Marcus Ahnve wrote:
> Interesting thought, I assume you mean having the session bean calling a local
> object wrapping the entity bean, with the session bean still acting as the remote
> facade.
Hmm. Actually, when I wrote the message I meant something even more
decoupled than this. Using a bastardized version of Richard's book
examples, TravelAgent would simply be a java object, and would
correspond one-for-one with your first crack at a domain model in UML.
The decision would come later whether or not you wanted to implement its
work via a session bean "under the covers".
So you'd have code like this:
public class TravelAgent extends NothingInParticular {
public void bookPassageOrWhatever(int someParam, Person person) {
// want to implement this using EJB? Then do this:
TravelAgentRI ta = // go do that JNDI voodoo...
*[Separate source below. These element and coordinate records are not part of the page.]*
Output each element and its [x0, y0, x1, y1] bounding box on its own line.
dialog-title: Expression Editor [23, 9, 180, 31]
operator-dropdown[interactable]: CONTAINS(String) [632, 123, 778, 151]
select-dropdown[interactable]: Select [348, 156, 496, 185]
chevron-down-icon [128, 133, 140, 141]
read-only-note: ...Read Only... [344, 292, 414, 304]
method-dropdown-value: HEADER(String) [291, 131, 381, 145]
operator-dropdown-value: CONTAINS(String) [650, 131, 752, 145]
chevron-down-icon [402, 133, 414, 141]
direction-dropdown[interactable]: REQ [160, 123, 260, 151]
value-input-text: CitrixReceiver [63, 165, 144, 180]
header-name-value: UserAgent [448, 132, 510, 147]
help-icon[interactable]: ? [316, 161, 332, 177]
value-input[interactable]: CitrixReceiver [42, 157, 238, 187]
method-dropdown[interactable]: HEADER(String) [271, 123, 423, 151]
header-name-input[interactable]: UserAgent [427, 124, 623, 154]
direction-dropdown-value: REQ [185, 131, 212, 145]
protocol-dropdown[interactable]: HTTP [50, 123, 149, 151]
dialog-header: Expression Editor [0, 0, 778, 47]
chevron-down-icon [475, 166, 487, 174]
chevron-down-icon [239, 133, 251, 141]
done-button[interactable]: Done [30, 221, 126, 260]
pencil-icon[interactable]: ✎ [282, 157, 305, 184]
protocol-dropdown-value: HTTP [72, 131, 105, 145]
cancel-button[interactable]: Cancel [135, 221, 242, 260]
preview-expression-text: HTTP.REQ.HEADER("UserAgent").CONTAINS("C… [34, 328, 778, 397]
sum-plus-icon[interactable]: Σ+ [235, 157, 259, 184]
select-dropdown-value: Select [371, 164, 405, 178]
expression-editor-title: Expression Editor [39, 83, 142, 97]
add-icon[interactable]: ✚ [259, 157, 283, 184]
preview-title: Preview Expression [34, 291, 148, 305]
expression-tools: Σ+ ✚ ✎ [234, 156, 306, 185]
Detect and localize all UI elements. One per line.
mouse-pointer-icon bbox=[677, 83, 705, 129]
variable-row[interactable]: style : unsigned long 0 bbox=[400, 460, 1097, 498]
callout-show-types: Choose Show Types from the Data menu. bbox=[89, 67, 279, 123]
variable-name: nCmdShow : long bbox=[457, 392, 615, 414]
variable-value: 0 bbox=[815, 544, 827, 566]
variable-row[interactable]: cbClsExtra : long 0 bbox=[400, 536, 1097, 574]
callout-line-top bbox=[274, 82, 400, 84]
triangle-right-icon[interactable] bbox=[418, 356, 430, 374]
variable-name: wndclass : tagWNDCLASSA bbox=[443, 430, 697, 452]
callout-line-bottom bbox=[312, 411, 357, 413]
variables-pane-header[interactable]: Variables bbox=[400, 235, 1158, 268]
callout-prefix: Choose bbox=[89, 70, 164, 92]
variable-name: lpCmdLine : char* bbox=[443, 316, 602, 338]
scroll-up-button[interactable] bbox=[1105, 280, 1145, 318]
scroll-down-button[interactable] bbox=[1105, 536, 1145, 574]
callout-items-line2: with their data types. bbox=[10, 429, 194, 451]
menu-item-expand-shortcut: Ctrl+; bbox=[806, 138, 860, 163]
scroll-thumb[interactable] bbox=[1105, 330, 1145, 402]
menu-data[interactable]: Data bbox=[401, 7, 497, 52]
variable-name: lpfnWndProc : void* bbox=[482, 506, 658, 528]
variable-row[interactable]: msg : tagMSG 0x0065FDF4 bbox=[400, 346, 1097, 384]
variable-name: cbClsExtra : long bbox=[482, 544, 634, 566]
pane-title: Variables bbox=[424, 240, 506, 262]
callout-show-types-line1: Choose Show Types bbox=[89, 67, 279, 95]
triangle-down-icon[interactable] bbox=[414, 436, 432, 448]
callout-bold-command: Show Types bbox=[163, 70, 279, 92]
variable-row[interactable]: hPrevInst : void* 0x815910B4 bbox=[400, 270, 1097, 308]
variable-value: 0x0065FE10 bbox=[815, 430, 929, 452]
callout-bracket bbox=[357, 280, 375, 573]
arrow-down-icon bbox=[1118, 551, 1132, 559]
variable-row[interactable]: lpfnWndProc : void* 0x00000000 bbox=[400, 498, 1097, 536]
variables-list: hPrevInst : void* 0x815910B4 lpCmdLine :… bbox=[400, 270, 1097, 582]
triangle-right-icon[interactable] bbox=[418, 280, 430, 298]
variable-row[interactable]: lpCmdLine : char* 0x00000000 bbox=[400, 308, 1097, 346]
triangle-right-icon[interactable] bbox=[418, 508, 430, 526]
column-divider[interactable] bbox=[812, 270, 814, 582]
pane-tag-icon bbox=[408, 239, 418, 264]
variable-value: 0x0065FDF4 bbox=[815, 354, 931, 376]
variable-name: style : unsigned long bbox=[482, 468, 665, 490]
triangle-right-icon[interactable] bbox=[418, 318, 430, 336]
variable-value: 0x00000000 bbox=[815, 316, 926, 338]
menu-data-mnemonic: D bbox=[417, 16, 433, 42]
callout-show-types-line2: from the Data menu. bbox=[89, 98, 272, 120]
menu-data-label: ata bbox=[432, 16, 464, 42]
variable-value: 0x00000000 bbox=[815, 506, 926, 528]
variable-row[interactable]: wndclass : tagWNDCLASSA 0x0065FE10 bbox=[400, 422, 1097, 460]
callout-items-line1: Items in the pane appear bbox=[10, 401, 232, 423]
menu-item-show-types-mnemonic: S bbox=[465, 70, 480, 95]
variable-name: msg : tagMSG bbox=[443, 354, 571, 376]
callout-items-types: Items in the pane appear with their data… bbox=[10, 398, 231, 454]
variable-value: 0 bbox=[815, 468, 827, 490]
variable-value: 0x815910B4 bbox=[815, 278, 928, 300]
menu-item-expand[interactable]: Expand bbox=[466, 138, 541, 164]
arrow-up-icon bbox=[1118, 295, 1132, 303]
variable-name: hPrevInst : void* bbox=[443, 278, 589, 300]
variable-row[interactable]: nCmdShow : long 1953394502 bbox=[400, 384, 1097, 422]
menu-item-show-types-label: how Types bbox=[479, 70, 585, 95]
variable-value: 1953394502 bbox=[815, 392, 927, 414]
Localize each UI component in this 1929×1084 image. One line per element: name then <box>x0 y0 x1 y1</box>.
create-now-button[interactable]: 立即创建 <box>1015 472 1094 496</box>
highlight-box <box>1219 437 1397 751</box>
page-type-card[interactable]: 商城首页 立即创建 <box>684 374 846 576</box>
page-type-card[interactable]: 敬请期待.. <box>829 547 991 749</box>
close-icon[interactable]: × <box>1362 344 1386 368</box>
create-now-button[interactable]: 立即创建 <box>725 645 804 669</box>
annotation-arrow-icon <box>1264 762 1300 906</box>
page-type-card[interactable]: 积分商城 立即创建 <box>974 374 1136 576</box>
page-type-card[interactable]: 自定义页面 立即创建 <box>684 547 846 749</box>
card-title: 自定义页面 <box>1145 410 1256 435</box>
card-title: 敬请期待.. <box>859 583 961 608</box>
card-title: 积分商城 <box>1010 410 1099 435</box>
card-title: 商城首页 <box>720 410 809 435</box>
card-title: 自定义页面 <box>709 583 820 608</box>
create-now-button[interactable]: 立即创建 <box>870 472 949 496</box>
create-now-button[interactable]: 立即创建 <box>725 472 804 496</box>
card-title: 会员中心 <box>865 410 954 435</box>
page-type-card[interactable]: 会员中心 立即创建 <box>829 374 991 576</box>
ta.bookPassageOrWhatever(someParam, person);
}
}
public class Person extends YourMother {
// care to implement this with an entity bean? Fine:
PersonRI impl = // JNDI stuff
public Person(String name) {
// create impl if not created
impl.setName(impl);
}
}
The point here is that EJB is an implementation technology and has so
many weird design quirks/flaws that its requirements should not make it
into your domain model. Also, the common practice of somehow mystically
grouping domain objects together under, say, an entity bean facade is
not (a) easy or (b) practical in most cases (at least IMHO). So all I'm
saying is: what if you did it the other way? What if you stick an
entity bean under a regular java object "facade" (I use quotes because
it's not really a true Facade in the Design Patterns sense)? And as
long as you're doing that, why not shove session beans under regular
java object facades as well?
I'm sure there are flaws I haven't thought of. This is the product of
only a couple days of thought.
Hope this clarifies my (tentative!) thinking a bit.